Come Purim, I know what my friends are expecting from me. They want to find a bottle of home-made limoncello or coffee liqueur nestled among the hamentaschen in their Mishlochei Manot, Purim care-packages and I’m happy to oblige. Limoncello’s bright lemon taste is true to the fruit, while the coffee liqueur releases a wonderful hit of intense coffee flavor in the mouth. Neither are over-sweet nor artificially cloying, which is one reason they’re so popular, but they are also simply a beautiful, flavorful and unique holiday gift to give to friends.
I’ve been an avid home-brewer for 15 years, but compared to making wine, making these liqueurs is child’s play. There’s no fermentation involved here, the base is vodka and all you have to do is infuse it — which is phenomenally simple. Well, you do have to strain the solids from the liquids, then bottle your liqueur. Which takes about 10 minutes. And of course, your bottles will need labels, which can be hand-written or worked out with some fancy font on your printer. My labels bear my name and a Happy Purim message.
While making these liqueur requires minimal effort, it does require planning, as liqueur does take some time to transform itself.

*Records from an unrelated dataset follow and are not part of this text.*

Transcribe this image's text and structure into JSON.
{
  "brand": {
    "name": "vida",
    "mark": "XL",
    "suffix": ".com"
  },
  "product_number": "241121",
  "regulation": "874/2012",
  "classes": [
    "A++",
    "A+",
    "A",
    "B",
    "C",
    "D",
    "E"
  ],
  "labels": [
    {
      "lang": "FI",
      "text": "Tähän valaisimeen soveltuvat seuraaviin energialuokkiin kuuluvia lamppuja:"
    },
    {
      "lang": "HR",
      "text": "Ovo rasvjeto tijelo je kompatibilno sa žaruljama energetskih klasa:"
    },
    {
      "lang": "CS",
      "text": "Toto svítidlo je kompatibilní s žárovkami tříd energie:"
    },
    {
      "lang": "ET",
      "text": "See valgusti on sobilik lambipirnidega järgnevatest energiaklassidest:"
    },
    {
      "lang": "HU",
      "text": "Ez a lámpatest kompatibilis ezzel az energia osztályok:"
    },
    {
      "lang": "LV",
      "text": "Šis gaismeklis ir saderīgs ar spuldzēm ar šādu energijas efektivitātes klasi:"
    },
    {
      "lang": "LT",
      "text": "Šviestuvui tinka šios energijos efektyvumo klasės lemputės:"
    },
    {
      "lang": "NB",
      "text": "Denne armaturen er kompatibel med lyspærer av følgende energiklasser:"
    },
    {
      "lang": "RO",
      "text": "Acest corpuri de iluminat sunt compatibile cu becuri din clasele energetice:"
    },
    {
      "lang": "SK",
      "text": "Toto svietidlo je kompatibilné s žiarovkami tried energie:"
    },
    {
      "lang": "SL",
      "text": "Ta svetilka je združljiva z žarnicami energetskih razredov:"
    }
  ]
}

Purim is the 7th and 8th of March, so I recommend starting your liquors now and let them sit as they infuse.
Hopefully, you’ll keep a bottle of each liqueur for yourself. Limoncello makes a nice aperitif, but try either liqueur as an after-dinner digestif. In baking, try adding a shot glass worth of either liquor to chocolate cake batter. Of course, you can always drizzle either over ice cream, or add the coffee liqueur to a cozy hot cocoa one of these chilly winter afternoons.
Or marinate chicken in a couple of tablespoons of limoncello, crushed garlic, salt and pepper, olive oil, and herb of choice: basil, thyme, or rosemary. Then roast the chicken. Limoncello gives the chicken a zing, as Grandma used to say.
Yield: approx. 3 liters – 12 cups
Limoncello is that made with the lemon rind only, so it’s important to use non-sprayed or organic lemons. If you can get a few fresh green lemon lime leaves to throw in, even better. Limoncello keeps forever, just getting more mellow with time. I make some every year, giving away the batch from the previous year because it’s the smoothest.
3 cups water
6 cups medium-quality vodka*
3 cups sugar
1) Peel the lemons, avoiding the white pith.
2) Put the peels and lemon leaves (if you wish to include them) in your jar: pour the vodka over them.
3) Cover jar tightly, store in a dark, cool place, and allow peels to steep 2 weeks. If the lemons become faded and brittle before 2 weeks, proceed to the next step without waiting.
4) Make a syrup of the water and the sugar by simmering them together for 5 minutes. Cool the syrup and add it to the jar.
5) Allow infusion to steep another 10 days - 2 weeks.
6) Strain into a clean jar. A piece of cheesecloth works well, and so does a never-used, rinsed nylon stocking. Decant your liqueur into bottles, using a funnel. Cap tightly.
Drink limoncello well chilled. It will hold for up to 2 years.
*The cheapest ones are too raw, while the most expensive have too much character. You want the flavoring to dominate in a liqueur, not the vodka.
Yield: about 10 cups
Your coffee base may be made out of instant granules, but for the richest flavor, go to a little extra trouble and make some fine, freshly-brewed coffee.
4 cups coffee, hot
2 1/2 cups brown sugar
4 cups vodka
1 vanilla bean, split in half
1) Add the sugar to hot coffee, and mix until dissolved. Allow to cool and transfer to a jar. Add the vodka and vanilla bean and close tightly.
2) Start tasting the liqueur after 2 weeks; wait up to 4 weeks, tasting as you go along. Strain it into bottles when you are satisfied with the taste and smoothness. Coffee liqueur lasts a year.